Collor diz que Senado faz a sua parte, mas o governo adia as decisões sobre pandemia

CB.Poder recebe o Senador Fernando Collor de Melo (Pros/AL ...

Collor deu entrevista à TV Brasília através de videoconferência

Renata Rios
Correio Braziliense

O ex-presidente da República e atual senador Fernando Collor de Mello (Partido Trabalhista Cristão) avaliou que falta uma coordenação melhor entre governo federal e estados e municípios para combater a pandemia de covid-19 no Brasil. A declaração foi dada em entrevista ao programa CB.Poder — uma parceria do Correio Braziliense e da TV Brasília .

“O que está faltando no país é uma coordenação das ações”, pontuou Collor que, além de presidente, também já foi prefeito de Maceió e governador de Alagoas. “É preciso uma agenda comum para combater o vírus”, disse.

SEM NOÇÃO – Para ele, faltou ao presidente Jair Bolsonaro (sem partido) uma noção do que significava a chegada da pandemia ao Brasil. Apesar das críticas, Collor desejou que o presidente, que testou positivo para covid-19, se recupere.

Na entrevista, o ex-presidente também exaltou a atuação do Senado durante o momento que o país vive. Segundo ele, já foram realizadas 38 sessões remotas, com 80 projetos votados. Ainda de acordo com o senador, 9 de cada 10 desses projetos seriam frutos de iniciativa do Poder Legislativo. “O Senado vem dando um exemplo extraordinário ao país”, afirmou.
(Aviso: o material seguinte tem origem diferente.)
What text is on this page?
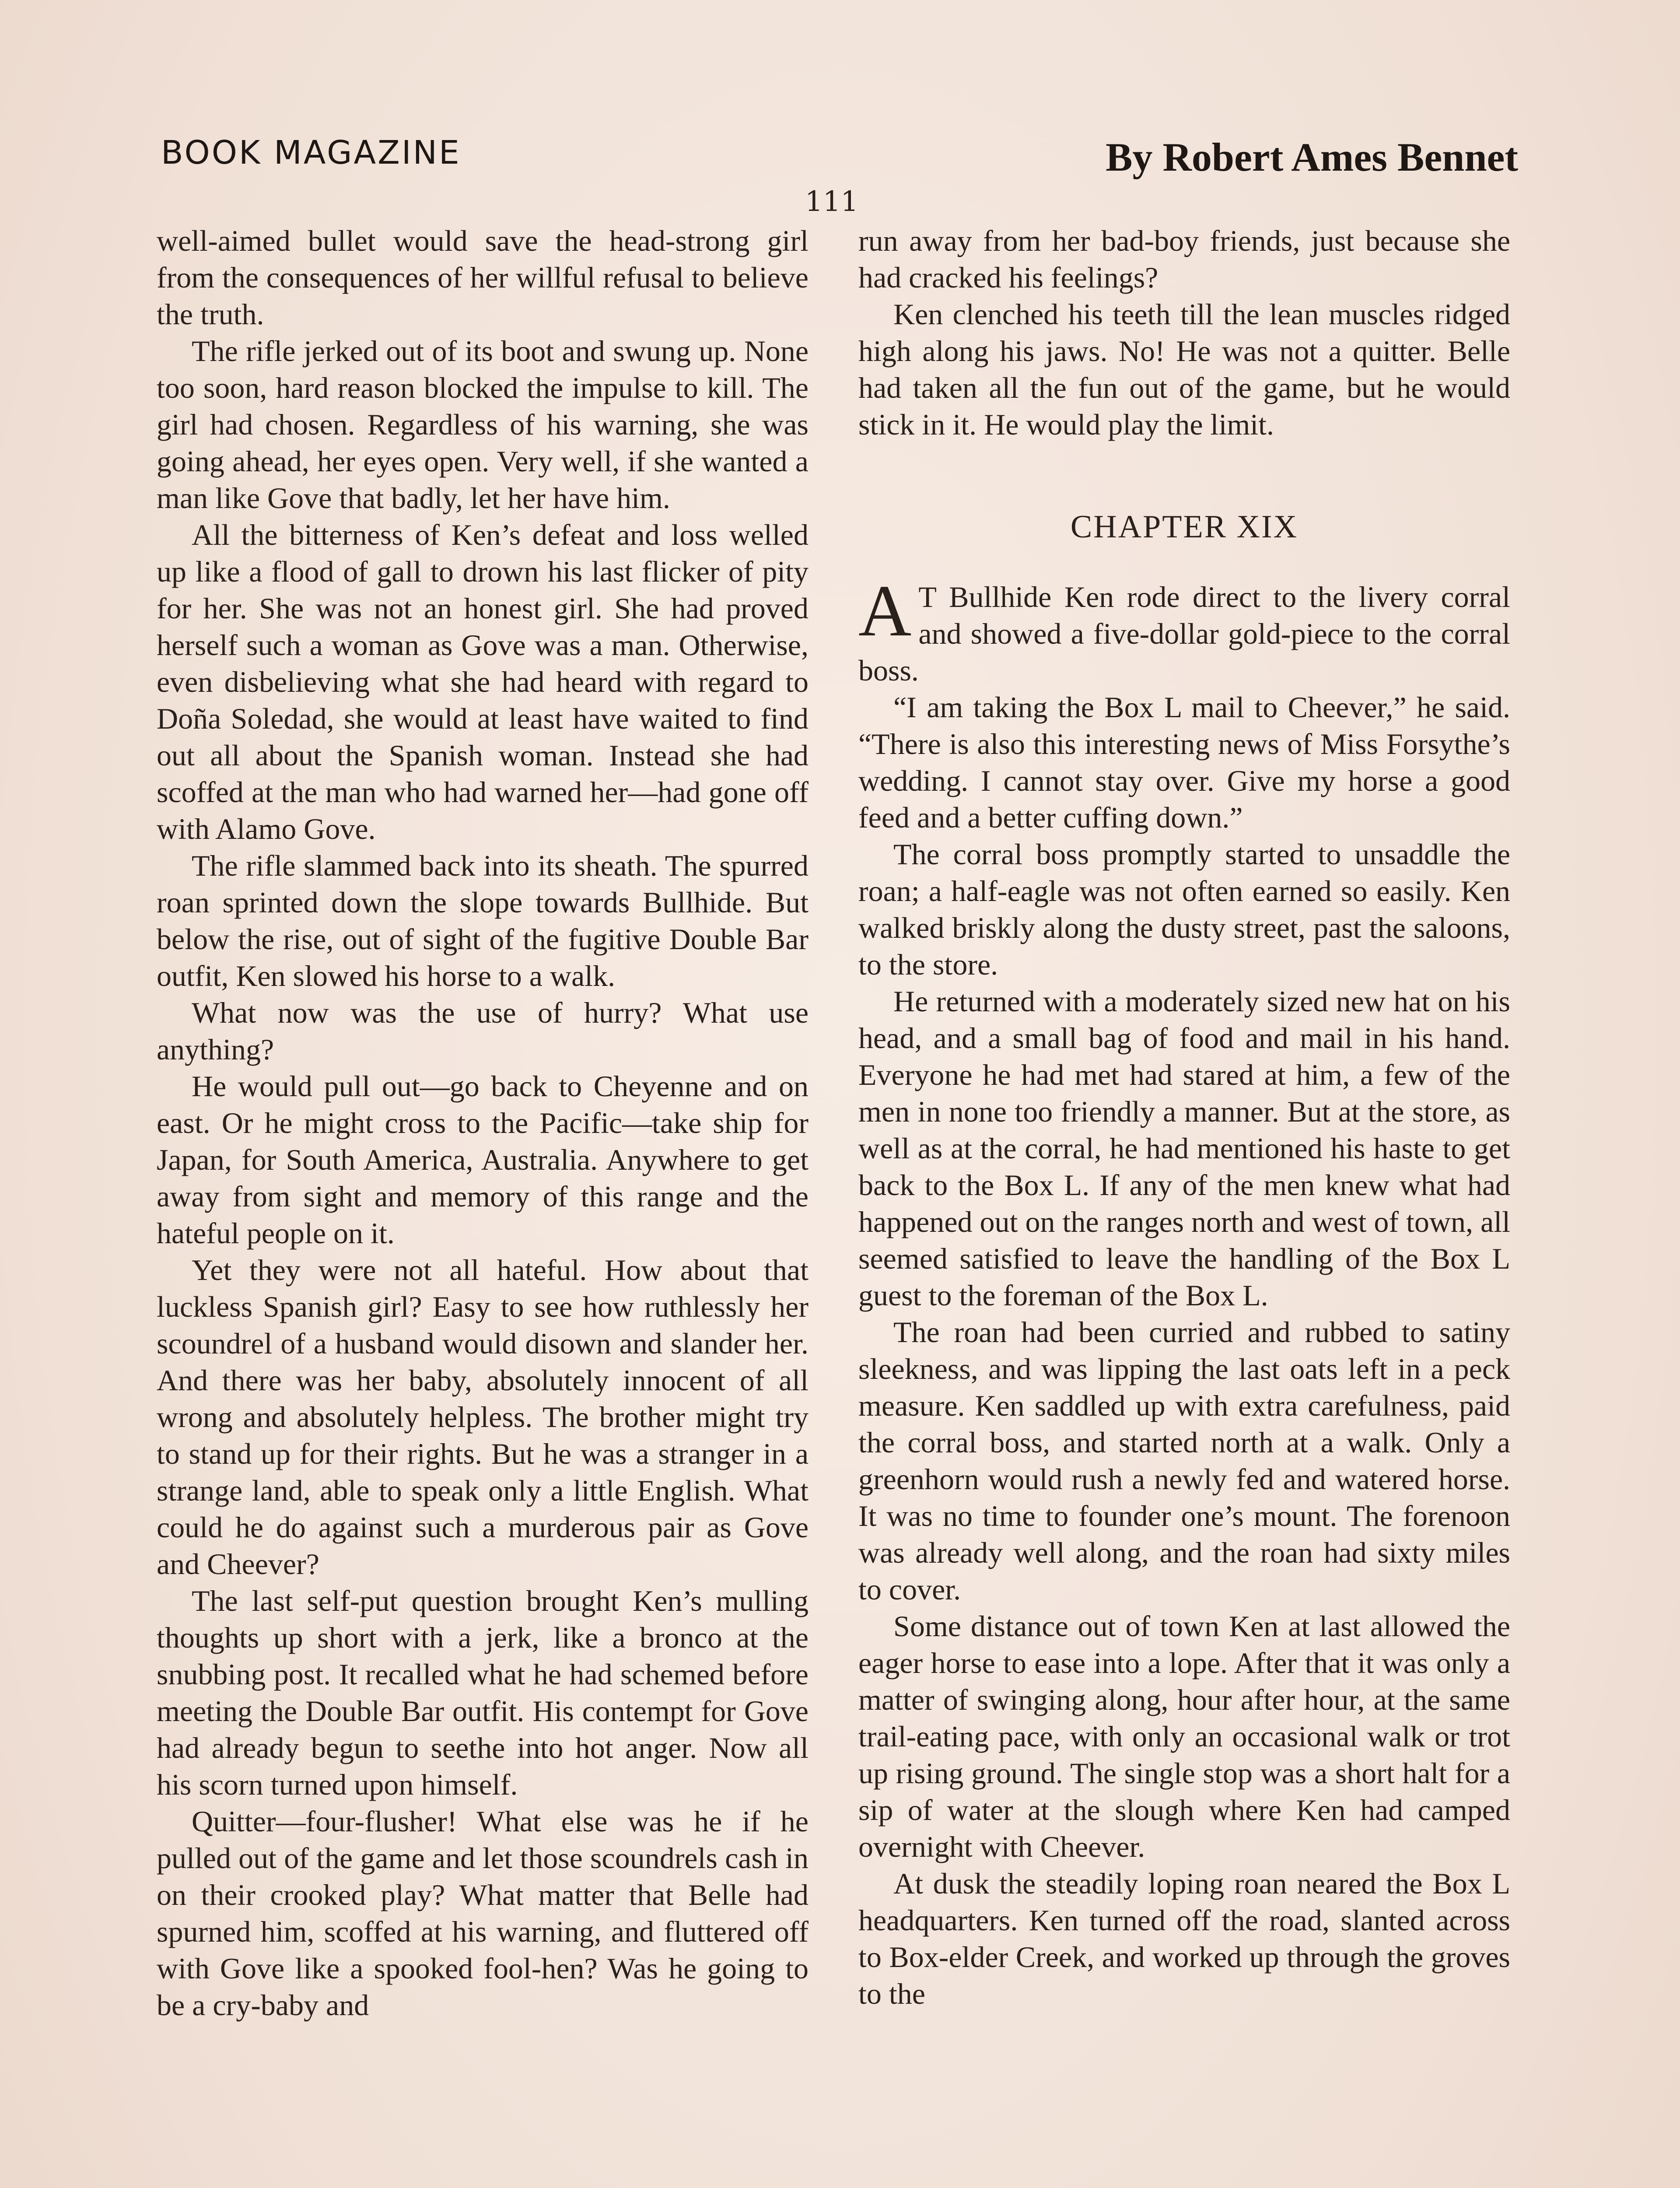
BOOK MAGAZINE	By Robert Ames Bennet
111

well-aimed bullet would save the head-strong girl from the consequences of her willful refusal to believe the truth.

The rifle jerked out of its boot and swung up. None too soon, hard reason blocked the impulse to kill. The girl had chosen. Regardless of his warning, she was going ahead, her eyes open. Very well, if she wanted a man like Gove that badly, let her have him.

All the bitterness of Ken’s defeat and loss welled up like a flood of gall to drown his last flicker of pity for her. She was not an honest girl. She had proved herself such a woman as Gove was a man. Otherwise, even disbelieving what she had heard with regard to Doña Soledad, she would at least have waited to find out all about the Spanish woman. Instead she had scoffed at the man who had warned her—had gone off with Alamo Gove.

The rifle slammed back into its sheath. The spurred roan sprinted down the slope towards Bullhide. But below the rise, out of sight of the fugitive Double Bar outfit, Ken slowed his horse to a walk.

What now was the use of hurry? What use anything?

He would pull out—go back to Cheyenne and on east. Or he might cross to the Pacific—take ship for Japan, for South America, Australia. Anywhere to get away from sight and memory of this range and the hateful people on it.

Yet they were not all hateful. How about that luckless Spanish girl? Easy to see how ruthlessly her scoundrel of a husband would disown and slander her. And there was her baby, absolutely innocent of all wrong and absolutely helpless. The brother might try to stand up for their rights. But he was a stranger in a strange land, able to speak only a little English. What could he do against such a murderous pair as Gove and Cheever?

The last self-put question brought Ken’s mulling thoughts up short with a jerk, like a bronco at the snubbing post. It recalled what he had schemed before meeting the Double Bar outfit. His contempt for Gove had already begun to seethe into hot anger. Now all his scorn turned upon himself.

Quitter—four-flusher! What else was he if he pulled out of the game and let those scoundrels cash in on their crooked play? What matter that Belle had spurned him, scoffed at his warning, and fluttered off with Gove like a spooked fool-hen? Was he going to be a cry-baby and

run away from her bad-boy friends, just because she had cracked his feelings?

Ken clenched his teeth till the lean muscles ridged high along his jaws. No! He was not a quitter. Belle had taken all the fun out of the game, but he would stick in it. He would play the limit.

CHAPTER XIX

A T Bullhide Ken rode direct to the livery corral and showed a five-dollar gold-piece to the corral boss.

“I am taking the Box L mail to Cheever,” he said. “There is also this interesting news of Miss Forsythe’s wedding. I cannot stay over. Give my horse a good feed and a better cuffing down.”

The corral boss promptly started to unsaddle the roan; a half-eagle was not often earned so easily. Ken walked briskly along the dusty street, past the saloons, to the store.

He returned with a moderately sized new hat on his head, and a small bag of food and mail in his hand. Everyone he had met had stared at him, a few of the men in none too friendly a manner. But at the store, as well as at the corral, he had mentioned his haste to get back to the Box L. If any of the men knew what had happened out on the ranges north and west of town, all seemed satisfied to leave the handling of the Box L guest to the foreman of the Box L.

The roan had been curried and rubbed to satiny sleekness, and was lipping the last oats left in a peck measure. Ken saddled up with extra carefulness, paid the corral boss, and started north at a walk. Only a greenhorn would rush a newly fed and watered horse. It was no time to founder one’s mount. The forenoon was already well along, and the roan had sixty miles to cover.

Some distance out of town Ken at last allowed the eager horse to ease into a lope. After that it was only a matter of swinging along, hour after hour, at the same trail-eating pace, with only an occasional walk or trot up rising ground. The single stop was a short halt for a sip of water at the slough where Ken had camped overnight with Cheever.

At dusk the steadily loping roan neared the Box L headquarters. Ken turned off the road, slanted across to Box-elder Creek, and worked up through the groves to the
Outro assunto abordado foi o crédito às micro e pequenas empresas. Mesmo com a aprovação pelo Senado do crédito para o setor, esses valores ainda não chegaram à ponta. “Isso foi feito de forma tardia tinha que ter atendido essas micro e pequenas empresas há 60 dias. Lamentavelmente muitas delas não conseguiram suportar esse período longo e deixaram de existir”, disse. Ele ainda informou que o crédito já começou a ser liberado pelos bancos.

5 thoughts on “Collor diz que Senado faz a sua parte, mas o governo adia as decisões sobre pandemia

  1. Fernando Collor de Melo e Jair Messias Bolsonaro guardam uma forte coincidência, na ascenção à presidência da república: ambos foram upgrade e up-to-date, no uso de infotecnologia e informação, voltadas para embustes de marketing.
    Até a era Collor, a vanguarda desses recursos, no Brasil, era, quase sempre, monopólio da Rede Globo.
    Agora, na vez do Bolsonaro, a posse de tais ferramentas já se encontrava um pouco fragmentada; talvez nem dê para tipificá-la como oligopólio. Para minimizar os efeitos de “balas trocadas”, ou seja: as possibilidades de outras fontes desconstruírem os spams da máquina de manipulação bolsonarista, então sua equipe montou uma megaestrutura avassaladora. Mas o que vale é reconhecer que as duas foram exitosas, se considerarmos o casuísmo preestabelecido.
    Uma dupla de castelos edificados sobre areia movediça. Um já teve as fundações erodidas; o outro, o processo de erosão está em andamento!